Je m'appelle L., j'ai 45 ans et je suis veuve depuis quatre ans. J'ai accouché de 12 enfants. Dix d'entre eux sont encore vivants.
En mai de l'année dernière, alors que je me rendais aux champs, j'ai rencontré cinq hommes armés. Ils ont tiré des coups de feu, puis trois d'entre eux sont partis. Les deux autres sont restés. Ils m'ont agressée. Ils m'ont violée.
De retour à la maison, j'avais peur et j'avais honte de ce qui m'était arrivé. Ma belle famille -la famille de mon défunt époux avec qui je vivais alors - était méchante avec moi. Je n'ai rien dit à personne.
Mais lorsque mes règles ne sont pas venues, j'ai eu peur d'être enceinte. J'ai pris des médicaments traditionnels contre la grossesse. Ca n'a pas fonctionné, j'étais bien enceinte. J'ai tenté de me suicider, en me jetant à l'eau, mais des hommes du village m'ont rattrapée.
J'ai essayé de cacher ma grossesse. Mais j'avais des malaises, je vomissais, et tout le monde a remarqué que j'étais enceinte. Après une sensibilisation dans mon village, je suis venue consulter à l'hôpital de Masisi.
L. a commencé à venir régulièrement en consultation, explique Francine, infirmière MSF, responsable des consultations pour les victimes de violence sexuelle.
Elle arrivait ici et elle pleurait, parfois pendant trois heures. Au début, elle ne disait rien, puis elle repartait. Nous lui avons beaucoup parlé. Nous l'avons soutenue, écoutée, réconfortée.
Sans ce soutien, reprend L., je me serais suicidée.
Cet enfant n'a pas de problème. Je dois l'accepter, l'accueillir et m'en occuper. Ma fille est innocente et aujourd'hui, je la regarde comme une vraie maman.

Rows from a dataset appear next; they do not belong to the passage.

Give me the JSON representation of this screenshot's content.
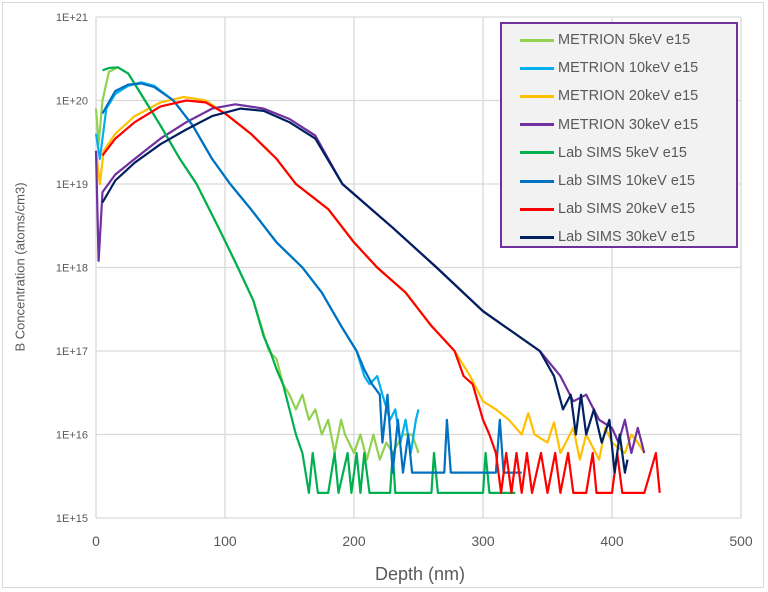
{
  "chart_data": {
    "type": "line",
    "title": "",
    "xlabel": "Depth (nm)",
    "ylabel": "B Concentration (atoms/cm3)",
    "xlim": [
      0,
      500
    ],
    "ylim": [
      1000000000000000.0,
      1e+21
    ],
    "yscale": "log",
    "grid": true,
    "legend_position": "top-right",
    "x_ticks": [
      "0",
      "100",
      "200",
      "300",
      "400",
      "500"
    ],
    "y_ticks": [
      "1E+15",
      "1E+16",
      "1E+17",
      "1E+18",
      "1E+19",
      "1E+20",
      "1E+21"
    ],
    "series": [
      {
        "name": "METRION 5keV e15",
        "color": "#92D050",
        "points": [
          [
            0,
            8e+19
          ],
          [
            2,
            3e+19
          ],
          [
            5,
            1e+20
          ],
          [
            10,
            2.2e+20
          ],
          [
            17,
            2.5e+20
          ],
          [
            25,
            2.1e+20
          ],
          [
            38,
            1e+20
          ],
          [
            50,
            5e+19
          ],
          [
            65,
            2e+19
          ],
          [
            78,
            1e+19
          ],
          [
            95,
            3e+18
          ],
          [
            110,
            1e+18
          ],
          [
            122,
            4e+17
          ],
          [
            134,
            1e+17
          ],
          [
            140,
            8e+16
          ],
          [
            145,
            4e+16
          ],
          [
            150,
            3e+16
          ],
          [
            155,
            2e+16
          ],
          [
            160,
            3e+16
          ],
          [
            165,
            1.5e+16
          ],
          [
            170,
            2e+16
          ],
          [
            175,
            1e+16
          ],
          [
            180,
            1.5e+16
          ],
          [
            185,
            6000000000000000.0
          ],
          [
            190,
            1.5e+16
          ],
          [
            193,
            1e+16
          ],
          [
            200,
            6000000000000000.0
          ],
          [
            205,
            1e+16
          ],
          [
            210,
            5000000000000000.0
          ],
          [
            215,
            1e+16
          ],
          [
            220,
            5000000000000000.0
          ],
          [
            225,
            8000000000000000.0
          ],
          [
            230,
            6000000000000000.0
          ],
          [
            238,
            1e+16
          ],
          [
            245,
            1e+16
          ],
          [
            250,
            6000000000000000.0
          ]
        ]
      },
      {
        "name": "METRION 10keV e15",
        "color": "#00B0F0",
        "points": [
          [
            0,
            4e+19
          ],
          [
            3,
            2e+19
          ],
          [
            8,
            8e+19
          ],
          [
            15,
            1.2e+20
          ],
          [
            25,
            1.5e+20
          ],
          [
            35,
            1.65e+20
          ],
          [
            45,
            1.5e+20
          ],
          [
            60,
            1e+20
          ],
          [
            75,
            5e+19
          ],
          [
            90,
            2e+19
          ],
          [
            104,
            1e+19
          ],
          [
            120,
            5e+18
          ],
          [
            140,
            2e+18
          ],
          [
            160,
            1e+18
          ],
          [
            175,
            5e+17
          ],
          [
            190,
            2e+17
          ],
          [
            202,
            1e+17
          ],
          [
            208,
            5e+16
          ],
          [
            212,
            4e+16
          ],
          [
            218,
            5e+16
          ],
          [
            222,
            3e+16
          ],
          [
            228,
            1.5e+16
          ],
          [
            232,
            2e+16
          ],
          [
            236,
            8000000000000000.0
          ],
          [
            240,
            1.5e+16
          ],
          [
            244,
            6000000000000000.0
          ],
          [
            248,
            1.5e+16
          ],
          [
            250,
            2e+16
          ]
        ]
      },
      {
        "name": "METRION 20keV e15",
        "color": "#FFC000",
        "points": [
          [
            0,
            2.5e+19
          ],
          [
            3,
            1e+19
          ],
          [
            6,
            2.5e+19
          ],
          [
            15,
            4e+19
          ],
          [
            30,
            6.5e+19
          ],
          [
            50,
            9.5e+19
          ],
          [
            68,
            1.1e+20
          ],
          [
            85,
            1e+20
          ],
          [
            100,
            7e+19
          ],
          [
            120,
            4e+19
          ],
          [
            140,
            2e+19
          ],
          [
            155,
            1e+19
          ],
          [
            180,
            5e+18
          ],
          [
            200,
            2e+18
          ],
          [
            218,
            1e+18
          ],
          [
            240,
            5e+17
          ],
          [
            260,
            2e+17
          ],
          [
            278,
            1e+17
          ],
          [
            290,
            5e+16
          ],
          [
            300,
            2.5e+16
          ],
          [
            310,
            2e+16
          ],
          [
            320,
            1.5e+16
          ],
          [
            330,
            1e+16
          ],
          [
            335,
            1.8e+16
          ],
          [
            340,
            1e+16
          ],
          [
            350,
            8000000000000000.0
          ],
          [
            355,
            1.4e+16
          ],
          [
            360,
            6000000000000000.0
          ],
          [
            370,
            1.2e+16
          ],
          [
            375,
            5000000000000000.0
          ],
          [
            380,
            1e+16
          ],
          [
            390,
            5000000000000000.0
          ],
          [
            395,
            1.2e+16
          ],
          [
            400,
            8000000000000000.0
          ],
          [
            410,
            6000000000000000.0
          ],
          [
            415,
            1e+16
          ],
          [
            420,
            8000000000000000.0
          ],
          [
            425,
            6000000000000000.0
          ]
        ]
      },
      {
        "name": "METRION 30keV e15",
        "color": "#7030A0",
        "points": [
          [
            0,
            2.5e+19
          ],
          [
            2,
            1.2e+18
          ],
          [
            5,
            8e+18
          ],
          [
            15,
            1.3e+19
          ],
          [
            30,
            2e+19
          ],
          [
            50,
            3.5e+19
          ],
          [
            70,
            5.5e+19
          ],
          [
            90,
            8e+19
          ],
          [
            108,
            9e+19
          ],
          [
            130,
            8e+19
          ],
          [
            150,
            6e+19
          ],
          [
            170,
            3.8e+19
          ],
          [
            191,
            1e+19
          ],
          [
            230,
            3e+18
          ],
          [
            264,
            1e+18
          ],
          [
            300,
            3e+17
          ],
          [
            344,
            1e+17
          ],
          [
            360,
            5e+16
          ],
          [
            370,
            2.5e+16
          ],
          [
            380,
            3e+16
          ],
          [
            390,
            1.5e+16
          ],
          [
            400,
            1.2e+16
          ],
          [
            405,
            8000000000000000.0
          ],
          [
            410,
            1.5e+16
          ],
          [
            415,
            6000000000000000.0
          ],
          [
            420,
            1.2e+16
          ],
          [
            425,
            6000000000000000.0
          ]
        ]
      },
      {
        "name": "Lab SIMS 5keV e15",
        "color": "#00B050",
        "points": [
          [
            5,
            2.3e+20
          ],
          [
            10,
            2.45e+20
          ],
          [
            17,
            2.5e+20
          ],
          [
            25,
            2.1e+20
          ],
          [
            38,
            1e+20
          ],
          [
            50,
            5e+19
          ],
          [
            65,
            2e+19
          ],
          [
            78,
            1e+19
          ],
          [
            95,
            3e+18
          ],
          [
            110,
            1e+18
          ],
          [
            122,
            4e+17
          ],
          [
            130,
            1.5e+17
          ],
          [
            135,
            1e+17
          ],
          [
            140,
            6e+16
          ],
          [
            145,
            4e+16
          ],
          [
            150,
            2e+16
          ],
          [
            155,
            1e+16
          ],
          [
            160,
            6000000000000000.0
          ],
          [
            165,
            2000000000000000.0
          ],
          [
            168,
            6000000000000000.0
          ],
          [
            172,
            2000000000000000.0
          ],
          [
            180,
            2000000000000000.0
          ],
          [
            185,
            6000000000000000.0
          ],
          [
            188,
            2000000000000000.0
          ],
          [
            195,
            6000000000000000.0
          ],
          [
            198,
            2000000000000000.0
          ],
          [
            202,
            6000000000000000.0
          ],
          [
            205,
            2000000000000000.0
          ],
          [
            208,
            6000000000000000.0
          ],
          [
            212,
            2000000000000000.0
          ],
          [
            228,
            2000000000000000.0
          ],
          [
            230,
            6000000000000000.0
          ],
          [
            232,
            2000000000000000.0
          ],
          [
            260,
            2000000000000000.0
          ],
          [
            262,
            6000000000000000.0
          ],
          [
            265,
            2000000000000000.0
          ],
          [
            300,
            2000000000000000.0
          ],
          [
            302,
            6000000000000000.0
          ],
          [
            305,
            2000000000000000.0
          ],
          [
            325,
            2000000000000000.0
          ]
        ]
      },
      {
        "name": "Lab SIMS 10keV e15",
        "color": "#0070C0",
        "points": [
          [
            5,
            7e+19
          ],
          [
            15,
            1.3e+20
          ],
          [
            25,
            1.55e+20
          ],
          [
            35,
            1.6e+20
          ],
          [
            45,
            1.45e+20
          ],
          [
            60,
            1e+20
          ],
          [
            75,
            5e+19
          ],
          [
            90,
            2e+19
          ],
          [
            104,
            1e+19
          ],
          [
            120,
            5e+18
          ],
          [
            140,
            2e+18
          ],
          [
            160,
            1e+18
          ],
          [
            175,
            5e+17
          ],
          [
            190,
            2e+17
          ],
          [
            202,
            1e+17
          ],
          [
            208,
            6e+16
          ],
          [
            214,
            4e+16
          ],
          [
            220,
            3e+16
          ],
          [
            222,
            8000000000000000.0
          ],
          [
            226,
            3e+16
          ],
          [
            230,
            3500000000000000.0
          ],
          [
            234,
            1.5e+16
          ],
          [
            238,
            3500000000000000.0
          ],
          [
            242,
            1e+16
          ],
          [
            245,
            3500000000000000.0
          ],
          [
            270,
            3500000000000000.0
          ],
          [
            272,
            1.5e+16
          ],
          [
            275,
            3500000000000000.0
          ],
          [
            310,
            3500000000000000.0
          ],
          [
            313,
            1.5e+16
          ],
          [
            316,
            3500000000000000.0
          ],
          [
            330,
            3500000000000000.0
          ]
        ]
      },
      {
        "name": "Lab SIMS 20keV e15",
        "color": "#FF0000",
        "points": [
          [
            5,
            2.2e+19
          ],
          [
            15,
            3.5e+19
          ],
          [
            30,
            5.5e+19
          ],
          [
            50,
            8.5e+19
          ],
          [
            70,
            1e+20
          ],
          [
            85,
            9.5e+19
          ],
          [
            100,
            7e+19
          ],
          [
            120,
            4e+19
          ],
          [
            140,
            2e+19
          ],
          [
            155,
            1e+19
          ],
          [
            180,
            5e+18
          ],
          [
            200,
            2e+18
          ],
          [
            218,
            1e+18
          ],
          [
            240,
            5e+17
          ],
          [
            260,
            2e+17
          ],
          [
            278,
            1e+17
          ],
          [
            285,
            5e+16
          ],
          [
            292,
            4e+16
          ],
          [
            300,
            1.5e+16
          ],
          [
            305,
            1e+16
          ],
          [
            310,
            6000000000000000.0
          ],
          [
            314,
            2000000000000000.0
          ],
          [
            318,
            6000000000000000.0
          ],
          [
            322,
            2000000000000000.0
          ],
          [
            326,
            6000000000000000.0
          ],
          [
            330,
            2000000000000000.0
          ],
          [
            334,
            6000000000000000.0
          ],
          [
            338,
            2000000000000000.0
          ],
          [
            345,
            6000000000000000.0
          ],
          [
            350,
            2000000000000000.0
          ],
          [
            356,
            6000000000000000.0
          ],
          [
            360,
            2000000000000000.0
          ],
          [
            366,
            6000000000000000.0
          ],
          [
            370,
            2000000000000000.0
          ],
          [
            380,
            2000000000000000.0
          ],
          [
            385,
            6000000000000000.0
          ],
          [
            388,
            2000000000000000.0
          ],
          [
            400,
            2000000000000000.0
          ],
          [
            404,
            6000000000000000.0
          ],
          [
            408,
            2000000000000000.0
          ],
          [
            420,
            2000000000000000.0
          ],
          [
            425,
            2000000000000000.0
          ],
          [
            434,
            6000000000000000.0
          ],
          [
            437,
            2000000000000000.0
          ]
        ]
      },
      {
        "name": "Lab SIMS 30keV e15",
        "color": "#002060",
        "points": [
          [
            5,
            6e+18
          ],
          [
            15,
            1.1e+19
          ],
          [
            30,
            1.8e+19
          ],
          [
            50,
            3e+19
          ],
          [
            70,
            4.5e+19
          ],
          [
            90,
            6.5e+19
          ],
          [
            112,
            8e+19
          ],
          [
            130,
            7.5e+19
          ],
          [
            150,
            5.5e+19
          ],
          [
            170,
            3.5e+19
          ],
          [
            191,
            1e+19
          ],
          [
            230,
            3e+18
          ],
          [
            264,
            1e+18
          ],
          [
            300,
            3e+17
          ],
          [
            344,
            1e+17
          ],
          [
            355,
            5e+16
          ],
          [
            362,
            2e+16
          ],
          [
            368,
            3e+16
          ],
          [
            372,
            1e+16
          ],
          [
            376,
            3e+16
          ],
          [
            380,
            1e+16
          ],
          [
            386,
            2e+16
          ],
          [
            392,
            8000000000000000.0
          ],
          [
            398,
            1.5e+16
          ],
          [
            402,
            3500000000000000.0
          ],
          [
            406,
            1e+16
          ],
          [
            410,
            3500000000000000.0
          ],
          [
            412,
            5000000000000000.0
          ]
        ]
      }
    ]
  }
}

L., patiente à l'hôpital MSF de Masisi
La famille m'a rejetée, explique L. Je ne peux plus habiter chez elle. J'ai été accueillie par un voisin. C'est là-bas que je reste désormais. J'ai toujours besoin de soutien. Je suis stigmatisée et rejetée par ma famille, par certains de mes enfants, par ma communauté. Ils disent de moi : « une veuve qui accouche d'un enfant à son âge, c'est honteux.
Mes deux fils aînés sont au service militaire depuis longtemps. Un autre vit dans la rue, et lorsqu'il a appris que j'étais enceinte, il m'a fait parvenir des menaces de mort, pour le bébé et moi-même. Il disait qu'il nous tuerait tous les deux si j'accouchais d'un garçon, qui pourrait revendiquer plus tard des champs.
Aujourd'hui, L. tient une petite fille dans ses bras. Elle lui donne le sein.
Cet enfant n'a pas de problème. Je dois l'accepter, l'accueillir et m'en occuper. Ma fille est innocente et aujourd'hui, je la regarde comme une vraie maman.
Je dois être solidaire avec elle. Bientôt, je rentrerai dans mon village, toujours chez mon voisin. Je devrai certainement porter des colis pour gagner un peu d'argent, car j'ai été rejetée des champs par ma belle-famille.
J'aimerais un jour posséder ma propre maison, d'où personne ne pourrait nous chasser, ma fille et moi.